Two-dimensional half Chern-Weyl semimetal with multiple screw axes

TL;DR

This paper introduces a novel 2D half Chern-Weyl semimetal phase, demonstrating its realization in monolayer TiTe with high Curie temperature and potential for advanced spintronics applications.

Contribution

It proposes the concept of 2D half Chern-Weyl semimetals, identifies symmetry conditions for their realization, and provides a concrete example with monolayer TiTe.

Findings

Monolayer TiTe exhibits high ferromagnetic Curie temperature (~966 K).

The study demonstrates the effect of correlation-enhanced spin-orbit coupling.
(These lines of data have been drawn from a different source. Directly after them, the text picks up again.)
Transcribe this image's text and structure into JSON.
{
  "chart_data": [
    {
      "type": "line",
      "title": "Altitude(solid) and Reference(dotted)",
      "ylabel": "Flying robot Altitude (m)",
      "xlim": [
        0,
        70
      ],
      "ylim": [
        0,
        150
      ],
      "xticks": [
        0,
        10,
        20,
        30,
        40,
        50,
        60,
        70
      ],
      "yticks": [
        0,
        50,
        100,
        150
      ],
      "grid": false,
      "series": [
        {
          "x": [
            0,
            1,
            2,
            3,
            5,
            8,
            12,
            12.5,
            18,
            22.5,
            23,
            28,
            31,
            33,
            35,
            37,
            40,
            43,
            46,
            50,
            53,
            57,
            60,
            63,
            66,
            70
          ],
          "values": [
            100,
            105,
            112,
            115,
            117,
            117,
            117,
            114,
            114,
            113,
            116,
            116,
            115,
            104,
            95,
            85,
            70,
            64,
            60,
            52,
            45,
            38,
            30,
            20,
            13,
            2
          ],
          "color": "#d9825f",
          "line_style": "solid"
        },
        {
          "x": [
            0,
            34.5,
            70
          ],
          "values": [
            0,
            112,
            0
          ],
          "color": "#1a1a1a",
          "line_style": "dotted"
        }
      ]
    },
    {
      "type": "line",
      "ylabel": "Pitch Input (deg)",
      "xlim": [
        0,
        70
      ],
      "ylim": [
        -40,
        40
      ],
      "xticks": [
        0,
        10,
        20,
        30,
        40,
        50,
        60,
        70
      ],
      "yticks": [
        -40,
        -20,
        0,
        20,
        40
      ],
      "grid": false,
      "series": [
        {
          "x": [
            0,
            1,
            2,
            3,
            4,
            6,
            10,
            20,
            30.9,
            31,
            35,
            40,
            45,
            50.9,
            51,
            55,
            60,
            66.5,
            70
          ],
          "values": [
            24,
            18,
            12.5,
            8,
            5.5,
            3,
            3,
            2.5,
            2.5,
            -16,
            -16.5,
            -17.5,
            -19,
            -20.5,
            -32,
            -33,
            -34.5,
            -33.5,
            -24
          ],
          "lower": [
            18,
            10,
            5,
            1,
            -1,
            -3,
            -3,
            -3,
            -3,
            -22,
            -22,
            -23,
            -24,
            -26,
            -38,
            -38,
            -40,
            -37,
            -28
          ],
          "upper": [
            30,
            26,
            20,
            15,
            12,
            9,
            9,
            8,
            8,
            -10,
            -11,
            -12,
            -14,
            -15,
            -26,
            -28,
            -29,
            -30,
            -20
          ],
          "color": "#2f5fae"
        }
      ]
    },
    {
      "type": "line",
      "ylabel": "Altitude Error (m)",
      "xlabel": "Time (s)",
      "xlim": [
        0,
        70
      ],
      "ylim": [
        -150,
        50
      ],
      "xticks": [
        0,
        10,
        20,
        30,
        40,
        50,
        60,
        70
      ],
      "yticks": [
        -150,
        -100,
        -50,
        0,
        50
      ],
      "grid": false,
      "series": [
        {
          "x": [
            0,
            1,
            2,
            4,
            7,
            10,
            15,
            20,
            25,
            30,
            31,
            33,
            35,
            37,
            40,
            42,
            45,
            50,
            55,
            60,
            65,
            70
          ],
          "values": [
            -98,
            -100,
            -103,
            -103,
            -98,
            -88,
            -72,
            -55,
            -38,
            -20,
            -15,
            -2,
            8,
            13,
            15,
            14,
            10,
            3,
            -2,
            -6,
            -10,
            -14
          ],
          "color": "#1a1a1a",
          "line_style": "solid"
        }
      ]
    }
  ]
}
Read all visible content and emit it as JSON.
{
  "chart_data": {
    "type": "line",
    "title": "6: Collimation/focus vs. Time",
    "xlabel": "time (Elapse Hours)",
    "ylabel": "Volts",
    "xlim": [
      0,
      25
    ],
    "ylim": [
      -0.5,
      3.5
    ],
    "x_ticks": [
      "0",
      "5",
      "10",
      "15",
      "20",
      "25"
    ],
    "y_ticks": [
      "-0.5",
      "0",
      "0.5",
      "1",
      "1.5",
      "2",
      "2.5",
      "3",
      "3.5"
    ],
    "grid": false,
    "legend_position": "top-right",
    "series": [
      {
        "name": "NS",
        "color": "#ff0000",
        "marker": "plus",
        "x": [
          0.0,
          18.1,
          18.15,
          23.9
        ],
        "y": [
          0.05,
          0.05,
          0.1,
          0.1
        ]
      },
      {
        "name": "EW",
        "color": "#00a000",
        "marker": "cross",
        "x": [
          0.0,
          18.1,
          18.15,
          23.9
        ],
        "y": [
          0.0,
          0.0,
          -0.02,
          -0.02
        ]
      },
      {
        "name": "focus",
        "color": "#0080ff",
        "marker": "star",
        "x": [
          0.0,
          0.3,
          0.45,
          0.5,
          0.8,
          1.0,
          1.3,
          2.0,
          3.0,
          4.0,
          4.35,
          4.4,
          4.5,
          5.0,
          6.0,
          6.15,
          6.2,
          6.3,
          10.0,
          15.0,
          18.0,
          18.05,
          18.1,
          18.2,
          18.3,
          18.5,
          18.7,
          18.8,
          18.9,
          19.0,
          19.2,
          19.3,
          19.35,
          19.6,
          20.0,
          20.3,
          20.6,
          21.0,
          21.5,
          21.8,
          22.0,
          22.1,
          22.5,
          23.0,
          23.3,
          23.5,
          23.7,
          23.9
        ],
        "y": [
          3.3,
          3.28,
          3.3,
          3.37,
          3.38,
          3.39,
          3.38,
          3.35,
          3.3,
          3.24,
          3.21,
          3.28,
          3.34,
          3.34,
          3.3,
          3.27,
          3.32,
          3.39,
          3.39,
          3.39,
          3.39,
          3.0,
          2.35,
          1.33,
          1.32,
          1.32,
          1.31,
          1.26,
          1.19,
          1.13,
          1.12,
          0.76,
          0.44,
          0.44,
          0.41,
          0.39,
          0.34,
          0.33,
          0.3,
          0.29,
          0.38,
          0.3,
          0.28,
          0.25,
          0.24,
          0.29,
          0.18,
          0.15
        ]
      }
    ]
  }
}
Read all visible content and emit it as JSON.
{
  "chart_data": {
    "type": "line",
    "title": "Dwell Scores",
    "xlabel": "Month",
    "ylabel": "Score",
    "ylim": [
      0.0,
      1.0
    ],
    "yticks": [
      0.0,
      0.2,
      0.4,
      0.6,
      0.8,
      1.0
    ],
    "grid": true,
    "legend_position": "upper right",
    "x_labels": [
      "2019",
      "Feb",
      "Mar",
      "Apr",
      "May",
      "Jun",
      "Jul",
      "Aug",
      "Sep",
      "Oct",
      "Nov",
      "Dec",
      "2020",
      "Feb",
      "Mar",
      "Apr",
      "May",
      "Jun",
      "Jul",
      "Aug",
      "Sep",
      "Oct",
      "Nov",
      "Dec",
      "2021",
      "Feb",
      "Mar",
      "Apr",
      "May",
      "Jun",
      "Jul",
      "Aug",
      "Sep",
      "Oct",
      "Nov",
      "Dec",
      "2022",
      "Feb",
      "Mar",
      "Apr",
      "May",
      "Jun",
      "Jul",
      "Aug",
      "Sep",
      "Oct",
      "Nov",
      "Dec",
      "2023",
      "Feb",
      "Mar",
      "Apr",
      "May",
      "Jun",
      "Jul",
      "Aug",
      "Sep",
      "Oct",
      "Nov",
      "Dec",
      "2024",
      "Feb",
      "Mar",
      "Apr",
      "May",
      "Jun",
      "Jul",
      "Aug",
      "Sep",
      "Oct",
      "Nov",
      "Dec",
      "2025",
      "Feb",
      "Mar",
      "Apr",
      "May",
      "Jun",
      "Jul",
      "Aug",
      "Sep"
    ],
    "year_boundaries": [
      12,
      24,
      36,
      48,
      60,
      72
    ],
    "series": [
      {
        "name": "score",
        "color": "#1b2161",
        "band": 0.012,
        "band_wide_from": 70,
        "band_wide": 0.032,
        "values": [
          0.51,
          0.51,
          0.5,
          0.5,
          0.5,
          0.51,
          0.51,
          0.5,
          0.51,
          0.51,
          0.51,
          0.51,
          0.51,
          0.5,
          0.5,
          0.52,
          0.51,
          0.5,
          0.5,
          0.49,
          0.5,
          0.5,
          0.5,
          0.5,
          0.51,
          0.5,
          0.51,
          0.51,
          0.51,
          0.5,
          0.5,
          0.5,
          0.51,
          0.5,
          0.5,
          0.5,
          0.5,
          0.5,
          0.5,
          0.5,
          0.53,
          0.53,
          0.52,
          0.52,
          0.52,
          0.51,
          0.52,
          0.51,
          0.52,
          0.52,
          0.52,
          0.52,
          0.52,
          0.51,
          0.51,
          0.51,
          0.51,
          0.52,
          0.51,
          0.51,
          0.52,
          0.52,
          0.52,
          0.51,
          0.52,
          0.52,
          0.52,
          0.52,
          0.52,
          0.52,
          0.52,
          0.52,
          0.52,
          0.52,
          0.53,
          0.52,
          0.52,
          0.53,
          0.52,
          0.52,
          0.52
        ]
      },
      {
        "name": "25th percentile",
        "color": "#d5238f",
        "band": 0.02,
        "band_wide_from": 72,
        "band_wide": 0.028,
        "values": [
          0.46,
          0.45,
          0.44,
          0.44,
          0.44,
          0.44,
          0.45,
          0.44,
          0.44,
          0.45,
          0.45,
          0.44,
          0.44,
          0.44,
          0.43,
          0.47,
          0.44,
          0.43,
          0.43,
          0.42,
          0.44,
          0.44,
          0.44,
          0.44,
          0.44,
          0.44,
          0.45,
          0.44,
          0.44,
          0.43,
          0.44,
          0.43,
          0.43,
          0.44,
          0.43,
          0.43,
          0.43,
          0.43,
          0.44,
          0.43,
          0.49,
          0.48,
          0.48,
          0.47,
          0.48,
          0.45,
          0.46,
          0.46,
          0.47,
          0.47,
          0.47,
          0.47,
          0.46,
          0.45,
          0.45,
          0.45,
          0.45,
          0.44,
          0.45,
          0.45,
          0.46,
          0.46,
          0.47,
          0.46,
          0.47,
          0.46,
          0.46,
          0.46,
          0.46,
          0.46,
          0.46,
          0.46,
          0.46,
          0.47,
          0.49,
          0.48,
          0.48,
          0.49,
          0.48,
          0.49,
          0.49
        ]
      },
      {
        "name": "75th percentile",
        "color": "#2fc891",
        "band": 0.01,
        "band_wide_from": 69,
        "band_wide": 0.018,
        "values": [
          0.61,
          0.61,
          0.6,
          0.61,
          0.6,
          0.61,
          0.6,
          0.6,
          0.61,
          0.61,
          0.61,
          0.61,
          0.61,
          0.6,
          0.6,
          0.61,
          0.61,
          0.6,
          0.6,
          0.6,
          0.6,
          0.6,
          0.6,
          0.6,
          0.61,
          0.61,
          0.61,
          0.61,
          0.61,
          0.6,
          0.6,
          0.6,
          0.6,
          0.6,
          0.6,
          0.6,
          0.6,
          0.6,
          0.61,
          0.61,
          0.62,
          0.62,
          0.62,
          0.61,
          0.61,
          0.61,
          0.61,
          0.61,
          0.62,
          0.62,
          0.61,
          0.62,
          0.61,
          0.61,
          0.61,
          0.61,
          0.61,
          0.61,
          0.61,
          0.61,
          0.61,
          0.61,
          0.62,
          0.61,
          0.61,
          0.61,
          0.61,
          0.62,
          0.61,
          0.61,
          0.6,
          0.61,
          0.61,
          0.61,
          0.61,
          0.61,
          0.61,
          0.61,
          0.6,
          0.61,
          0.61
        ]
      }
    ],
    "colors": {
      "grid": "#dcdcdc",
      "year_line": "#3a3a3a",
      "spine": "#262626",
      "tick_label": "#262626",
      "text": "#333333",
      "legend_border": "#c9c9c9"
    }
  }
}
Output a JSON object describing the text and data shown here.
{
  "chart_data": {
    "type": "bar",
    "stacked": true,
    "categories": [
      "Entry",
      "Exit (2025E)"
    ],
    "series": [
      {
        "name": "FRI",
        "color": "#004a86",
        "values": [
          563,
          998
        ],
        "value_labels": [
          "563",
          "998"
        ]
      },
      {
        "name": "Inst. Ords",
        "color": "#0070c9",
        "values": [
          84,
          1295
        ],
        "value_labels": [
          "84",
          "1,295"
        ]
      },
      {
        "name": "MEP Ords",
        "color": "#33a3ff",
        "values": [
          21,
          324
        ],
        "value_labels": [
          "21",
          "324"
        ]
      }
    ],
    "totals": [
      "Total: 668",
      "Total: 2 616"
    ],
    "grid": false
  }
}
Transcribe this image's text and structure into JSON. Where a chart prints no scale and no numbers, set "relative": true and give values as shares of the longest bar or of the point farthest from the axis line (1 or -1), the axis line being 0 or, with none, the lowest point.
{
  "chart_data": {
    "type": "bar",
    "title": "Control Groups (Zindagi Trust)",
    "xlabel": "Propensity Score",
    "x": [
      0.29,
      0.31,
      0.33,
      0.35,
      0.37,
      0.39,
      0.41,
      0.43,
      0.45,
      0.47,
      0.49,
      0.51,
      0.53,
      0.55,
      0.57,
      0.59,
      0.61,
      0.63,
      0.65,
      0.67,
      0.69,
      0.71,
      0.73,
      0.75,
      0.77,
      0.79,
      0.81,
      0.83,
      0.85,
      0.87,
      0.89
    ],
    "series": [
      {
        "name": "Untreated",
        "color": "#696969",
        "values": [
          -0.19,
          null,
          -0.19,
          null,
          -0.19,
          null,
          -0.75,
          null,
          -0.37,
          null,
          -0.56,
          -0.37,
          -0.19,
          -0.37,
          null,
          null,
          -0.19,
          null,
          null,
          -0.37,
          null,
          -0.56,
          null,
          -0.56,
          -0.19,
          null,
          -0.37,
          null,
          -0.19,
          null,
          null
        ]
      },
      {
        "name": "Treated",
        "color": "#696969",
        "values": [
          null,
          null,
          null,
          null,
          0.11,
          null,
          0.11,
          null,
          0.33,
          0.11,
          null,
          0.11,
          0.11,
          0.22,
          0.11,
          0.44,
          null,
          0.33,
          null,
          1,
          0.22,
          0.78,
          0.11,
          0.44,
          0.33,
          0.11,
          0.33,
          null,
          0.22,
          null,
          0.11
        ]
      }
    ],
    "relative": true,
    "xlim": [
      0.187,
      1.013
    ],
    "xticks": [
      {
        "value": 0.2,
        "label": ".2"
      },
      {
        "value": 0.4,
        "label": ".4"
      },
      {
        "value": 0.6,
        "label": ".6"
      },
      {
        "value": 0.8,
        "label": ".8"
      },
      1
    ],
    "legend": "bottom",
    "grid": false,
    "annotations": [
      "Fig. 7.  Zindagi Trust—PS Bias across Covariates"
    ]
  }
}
The work reveals switchable, spin-resolved half charge currents.

Abstract

Half topological states of matter and two-dimensional (2D) magnetism have gained much attention recently. In this paper, we propose a special topological semimetal phase called a 2D half Chern-Weyl semimetal (HCWS), which is a 2D magnetic Weyl semimetal bound to the half Chern insulator phase by symmetry, and the two phases can be converted to each other by manipulating the magnetization direction. We provide the symmetry conditions to realize this state in 2D systems with multiple screw axes. Tight-binding models with multiple basis and a predicted 2D material, monolayer TiTe, are shown as the concrete examples for HCWSs. The TiTe monolayer was shown to have a high ferremagnetic Curie temperature (~966 K) as well as a Coulomb correlation-enhanced spin-orbit coupling (SOC), and further demonstrates the effect of correlation-enhanced SOC on magnetocrystalline anisotropy energy and energy gap opening. Our work reveals a state with switchable and spin-resolved half body charge currents as well as half boundary charge currents, and will provide a platform for novel and high-performance topological spintronics devices.